Hi All,
I have an index in elasticsearch to track a user's journey through a web portal. Each document records the page URL and timestamp which user visited as part of their journey.
E.g: if user visited 10 pages of the portal, the document records 10 fields (Each timestamp is an event which could be minutes apart or within the same second):
page1.timestamp
page2.timestamp
.
.
page10.timestamp
I need to determine the last page visited by the user(if there is a session dropout), meaning I need to sort fields within a single document and find the largest timestamp value. There are a few ways of doing this:
- Maintain a field with the pageId of the current event.This updates on every event. At the end of the journey, the page id holds the last page. However this will not be 100% accurate as any downtime could mean a large amount of events being ingested in a short time causing possible mismatch in order. Also won't work retrospectively.

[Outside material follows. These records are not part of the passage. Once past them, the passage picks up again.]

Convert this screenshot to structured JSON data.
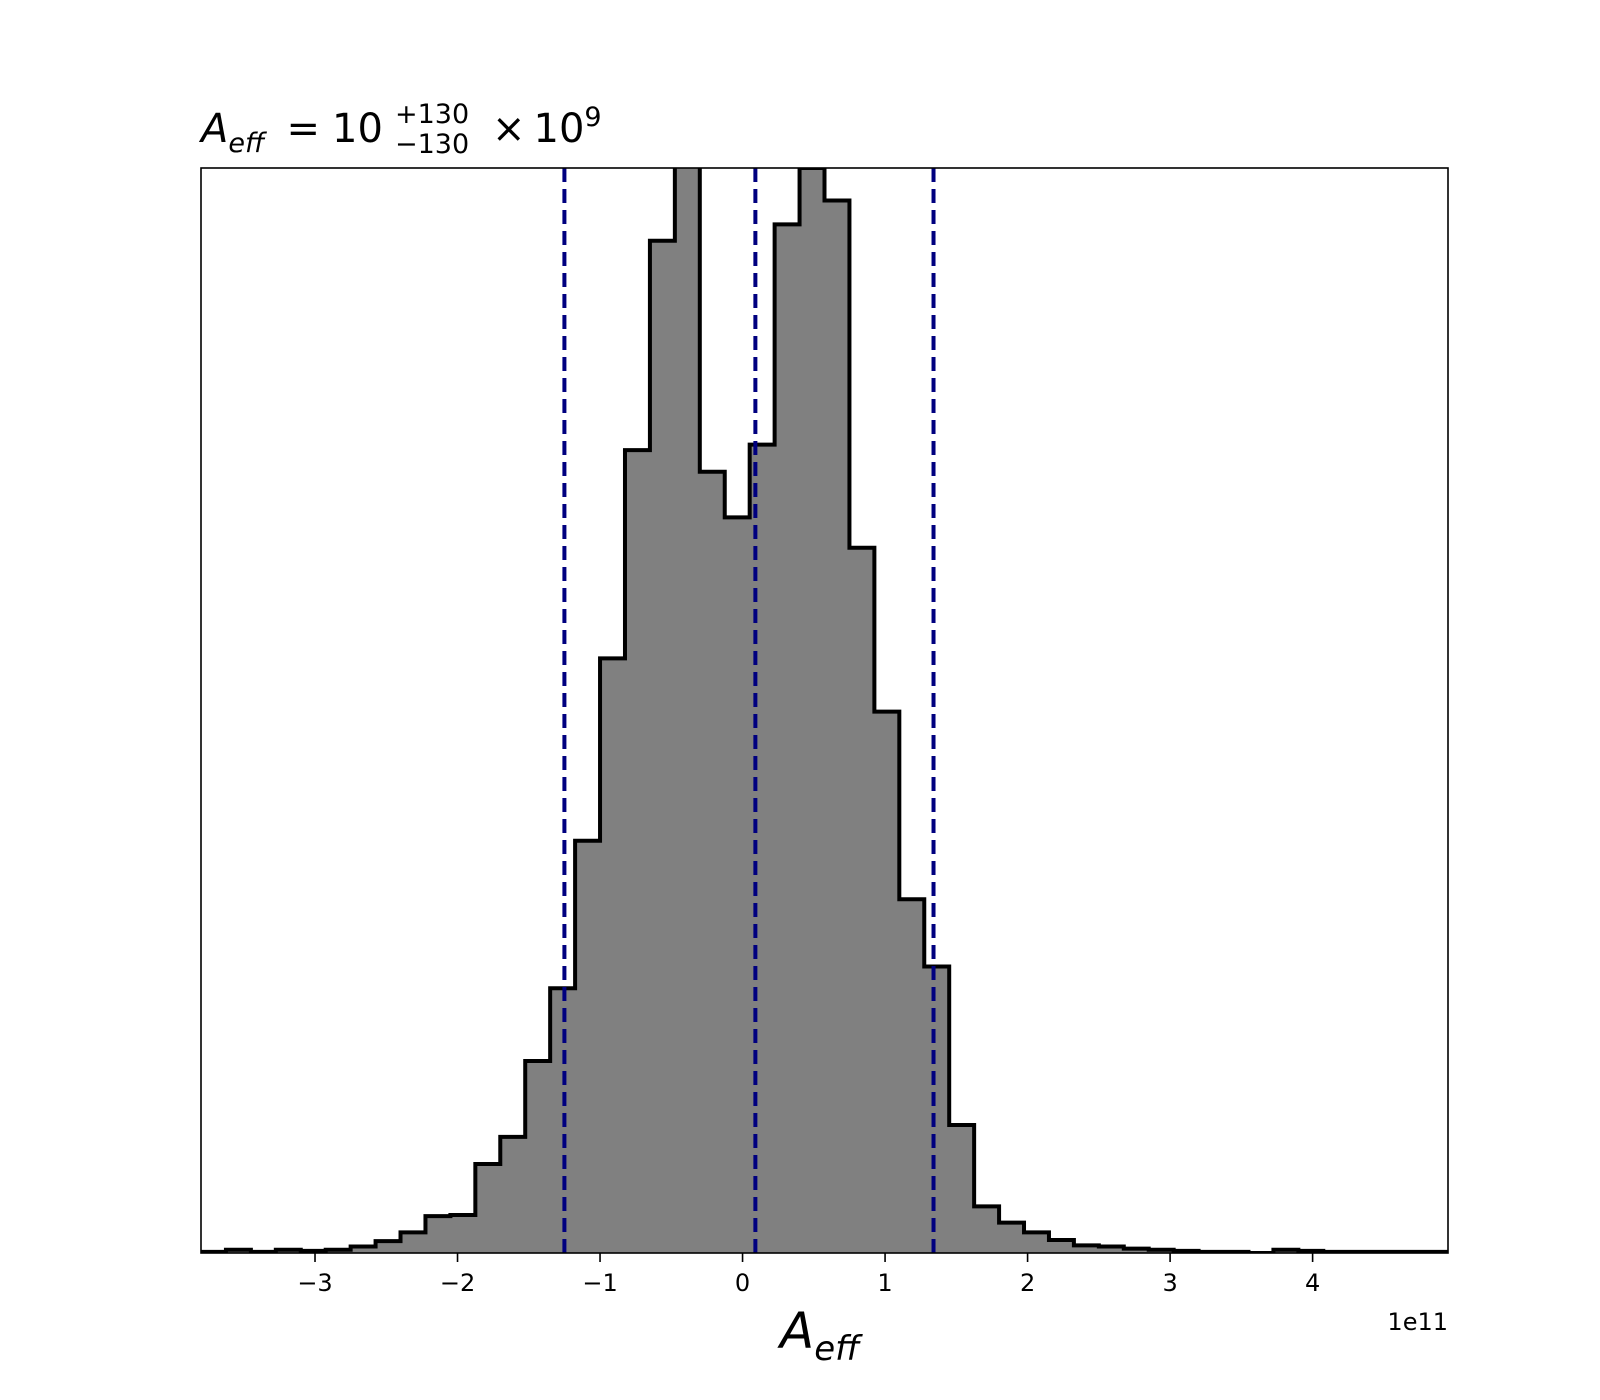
{
  "chart_data": {
    "type": "bar",
    "title": {
      "symbol": "A",
      "symbol_sub": "eff",
      "equals": "=",
      "median": "10",
      "upper_err": "+130",
      "lower_err": "−130",
      "times": "×",
      "scale_base": "10",
      "scale_exp": "9"
    },
    "xlabel": {
      "symbol": "A",
      "sub": "eff"
    },
    "x_offset_label": "1e11",
    "xlim": [
      -3.8,
      4.95
    ],
    "ylim": [
      0,
      1000
    ],
    "x_ticks": [
      {
        "value": -3,
        "label": "−3"
      },
      {
        "value": -2,
        "label": "−2"
      },
      {
        "value": -1,
        "label": "−1"
      },
      {
        "value": 0,
        "label": "0"
      },
      {
        "value": 1,
        "label": "1"
      },
      {
        "value": 2,
        "label": "2"
      },
      {
        "value": 3,
        "label": "3"
      },
      {
        "value": 4,
        "label": "4"
      }
    ],
    "bin_start": -3.8,
    "bin_width": 0.175,
    "counts": [
      1,
      3,
      1,
      3,
      2,
      3,
      6,
      11,
      19,
      34,
      35,
      82,
      107,
      177,
      244,
      380,
      548,
      740,
      933,
      1250,
      720,
      678,
      745,
      948,
      1000,
      970,
      650,
      499,
      326,
      264,
      118,
      43,
      28,
      19,
      12,
      7,
      6,
      4,
      3,
      2,
      1,
      1,
      0,
      3,
      2,
      1,
      1,
      1,
      1,
      1
    ],
    "fill_color": "#808080",
    "edge_color": "#000000",
    "quantile_lines": {
      "values": [
        -1.25,
        0.09,
        1.34
      ],
      "color": "#00007f",
      "style": "dashed"
    },
    "grid": false,
    "yticks_visible": false
  }
}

- Run an update_by_query at fixed intervals to 'sweep' the records and find the latest timestamp field. Then record this pageURL in a field. Since we are using ES6.8 we cannot use for-loop in painless script (as per documentation), hence difficult to achieve ?
- Using Ruby plugin I will only be able to work with current event, not query in ES.
- Use an external script (javascript, shell, python) to fetch documents from elasticsearch using REST API, work on it locally and update the required field by firing an update API.
Is there is a better way of achieving this solution? Have I overlooked any existing features ? Please advise.